The Diodato facts are clearly distinguishable from the facts now before us. In the present case, it is not clear whether payment was necessary only for the use of cabins or campsites, or whether it was also necessary for access to the Park as a whole. In either case, the consideration clause bars immunity notwithstanding Diodato. If the lessees are the only persons permitted to use the Park's grounds for recreational purposes, then their payment of consideration is made in exchange for general permission to recreate throughout the Park, and so the consideration exception clearly applies. If the Park is open to all transient visitors, and the consideration is paid in exchange for the use of the cabin only, the consideration bar also applies, because the use of the dock and water in the vicinity of the cabin is an implied benefit of the cabin rental. Cf. Graves v. United States Coast Guard, 692 F.2d 71, 73 (9th Cir. 1982) (applying a California statute identical to the LLA, the court held that "the use of the [riverside] cabana and access to the river were implied benefits received as a consequence of the payment of consideration" for permission to use campgrounds).
The district court held that the consideration clause could not bar immunity here because the Park's Rules and Regulations, as incorporated in the lease agreement, specifically instructed all lessees not to use the part of the lake in which Hallacker was injured. Although superficially appealing, this argument misses the mark. Our concern here is the determination of the Bank's duty under the LLA. Any warnings or prohibitions included in the Rules and Regulations or the lease agreement are relevant to the determination of whether the landowner adequately performed his duty to warn of a dangerous condition. The provisions in the Rules and Regulations cannot be relied upon to determine whether or not a duty of care exists. If the payment of consideration in this case gives rise to a duty of care owing to a "business invitee," it is for the jury to decide whether the prohibition at issue here adequately discharged that duty.
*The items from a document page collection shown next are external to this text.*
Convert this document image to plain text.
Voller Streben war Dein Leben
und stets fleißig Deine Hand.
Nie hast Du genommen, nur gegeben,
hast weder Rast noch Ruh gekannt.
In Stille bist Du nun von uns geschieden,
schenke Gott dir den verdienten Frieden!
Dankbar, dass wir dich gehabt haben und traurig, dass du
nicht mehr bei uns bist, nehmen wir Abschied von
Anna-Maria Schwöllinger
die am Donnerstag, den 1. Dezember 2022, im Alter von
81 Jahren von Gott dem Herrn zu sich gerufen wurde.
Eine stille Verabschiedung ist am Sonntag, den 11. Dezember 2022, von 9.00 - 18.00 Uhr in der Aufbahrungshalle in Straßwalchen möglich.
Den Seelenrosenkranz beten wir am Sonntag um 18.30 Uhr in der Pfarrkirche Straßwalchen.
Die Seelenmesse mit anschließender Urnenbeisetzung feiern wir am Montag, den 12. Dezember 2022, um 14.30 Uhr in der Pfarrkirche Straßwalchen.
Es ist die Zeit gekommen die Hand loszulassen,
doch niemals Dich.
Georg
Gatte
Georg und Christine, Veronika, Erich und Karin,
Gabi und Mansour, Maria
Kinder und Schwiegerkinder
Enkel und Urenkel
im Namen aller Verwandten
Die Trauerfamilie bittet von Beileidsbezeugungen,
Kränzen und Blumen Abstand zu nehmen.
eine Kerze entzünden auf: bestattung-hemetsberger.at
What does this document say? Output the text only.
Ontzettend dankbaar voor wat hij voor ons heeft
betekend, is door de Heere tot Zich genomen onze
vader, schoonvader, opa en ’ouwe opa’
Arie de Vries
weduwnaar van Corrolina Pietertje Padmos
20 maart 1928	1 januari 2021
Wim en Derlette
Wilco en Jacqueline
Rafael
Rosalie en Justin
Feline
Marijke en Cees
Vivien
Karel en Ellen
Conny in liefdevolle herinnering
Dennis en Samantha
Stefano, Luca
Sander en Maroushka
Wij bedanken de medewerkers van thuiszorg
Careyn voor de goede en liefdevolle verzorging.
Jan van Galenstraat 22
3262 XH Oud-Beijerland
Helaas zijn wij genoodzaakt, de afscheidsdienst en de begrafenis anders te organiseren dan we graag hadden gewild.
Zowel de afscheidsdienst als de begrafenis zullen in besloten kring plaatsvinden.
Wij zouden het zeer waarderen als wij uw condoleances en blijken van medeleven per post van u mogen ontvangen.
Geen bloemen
Since the LLA does not apply in this case, the liability of the landowner must be determined under the common law. The status of the decedent must be determined by the district court after receipt of further factual information. If the decedent was a business invitee of the defendant, he was owed a normal duty of care. If the decedent was a licensee of the defendant, the defendant was required to inform him of known hazards. Whether the defendant adequately performed its duty under either of these standards cannot be determined by us on the record before us. Furthermore, it is not for us to determine whether or not Hallacker was contributorily negligent.
We will reverse and remand to the district court.